In the last six games alone the Gunners have been held to draws by Fulham, West Ham and Burnley while being hammered by a depleted and out-of-sorts Liverpool at home.

It’s the kind of frustrating spell which has left even the most dedicated and understanding Arsenal fans questioning whether Arteta really is the man to take the club forward.

Lack of consistency has stretched back years and has led to Arsenal falling away as a top team 

League fixtures against Everton, Newcastle, West Brom, Chelsea, Crystal Palace and Brighton remain.

A large portion of those fixtures should be expected victories for the north London giants.

Arteta now needs to cut through all the noise and concentrate on the task at hand. Focus on his principles and style of football and see the points over the line for his side, in order to salvage something for next season. 

Clear planning

Regardless of league place finish, potential trophies won or overall budget, Arsenal really do need to wise up this summer when it comes to their planning.

It was no secret that Arteta was left underwhelmed 12-months ago by Arsenal’s failure to carry out his full plans for a pre-season preparation, though the side were handed a boost with the deadline day arrival of Thomas Partey from Atletico Madrid.

Now, however, the Gunners need to get it right from the off.

All teams have felt a bitter knock-on effect from the coronavirus pandemic, though as teams begin to re-emerge from the bubble and get back onto two feet, Arsenal simply cannot risk being left behind.

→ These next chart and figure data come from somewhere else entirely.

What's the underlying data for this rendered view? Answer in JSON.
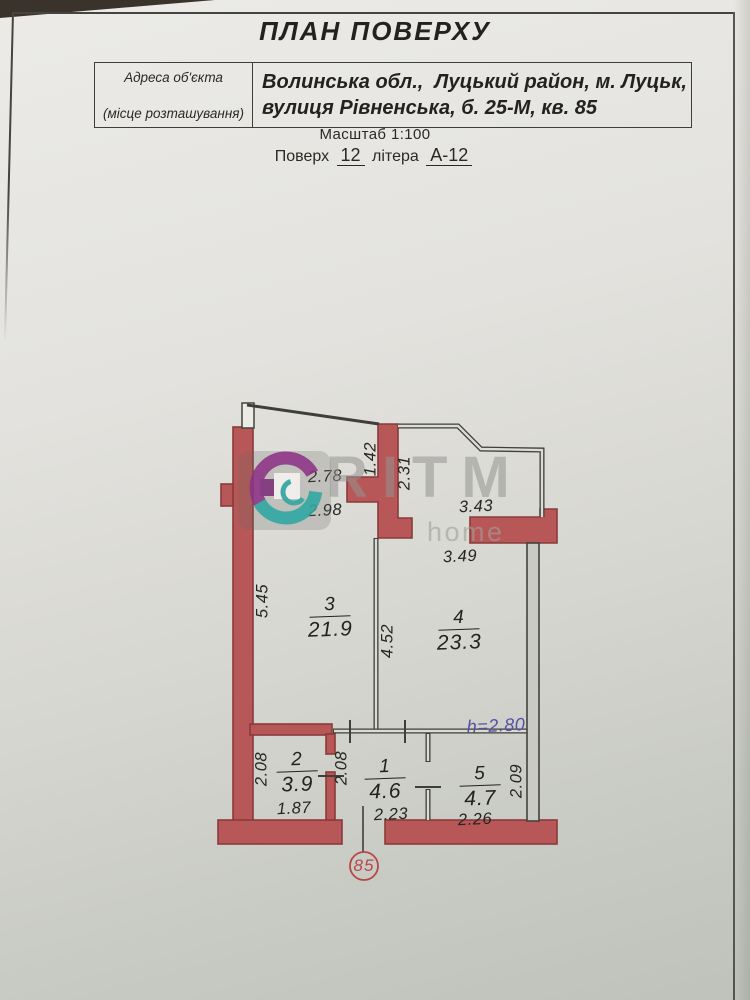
{
  "header": {
    "title": "ПЛАН ПОВЕРХУ",
    "address_label_1": "Адреса об'єкта",
    "address_label_2": "(місце розташування)",
    "address_line_1": "Волинська обл.,  Луцький район, м. Луцьк,",
    "address_line_2": "вулиця Рівненська, б. 25-М, кв. 85",
    "scale": "Масштаб 1:100",
    "floor_label": "Поверх",
    "floor_number": "12",
    "letter_label": "літера",
    "letter_value": "А-12"
  },
  "plan": {
    "rooms": [
      {
        "number": "1",
        "area": "4.6"
      },
      {
        "number": "2",
        "area": "3.9"
      },
      {
        "number": "3",
        "area": "21.9"
      },
      {
        "number": "4",
        "area": "23.3"
      },
      {
        "number": "5",
        "area": "4.7"
      }
    ],
    "dimensions": {
      "d278": "2.78",
      "d298": "2.98",
      "d142": "1.42",
      "d231": "2.31",
      "d343": "3.43",
      "d349": "3.49",
      "d545": "5.45",
      "d452": "4.52",
      "d208a": "2.08",
      "d208b": "2.08",
      "d209": "2.09",
      "d187": "1.87",
      "d223": "2.23",
      "d226": "2.26"
    },
    "ceiling_height": "h=2.80",
    "apartment_number": "85"
  },
  "watermark": {
    "brand": "RITM",
    "sub": "home"
  },
  "colors": {
    "wall_red": "#b85757",
    "wall_red_outline": "#8a3a3a",
    "height_note_blue": "#5252a6",
    "apartment_red": "#b94747"
  }
}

The son and father Kroenke duo must realise that things could still get a whole lot worse

Targets must be identified, the right players sold and the right faces brought in. The club will , in the near future, once again feel the increase of revenue as football fans return to the stands.

Clear and concise planning for the club, well in advance, will determine exactly what sort of mood these fans return in.

Arsenal could yet go on to life the Europa League trophy this season, and in doing so finally break back into the Champions League elite.

Should this be achieved, it would considered criminal for the club to enter next season ill-prepared and be ejected at the first hurdle.

If that were to happen, a whole new dimension of anger would encompass the club.

The Kroenke-led regime may think things are bad now, but they had better believe it could still get a whole lot worse.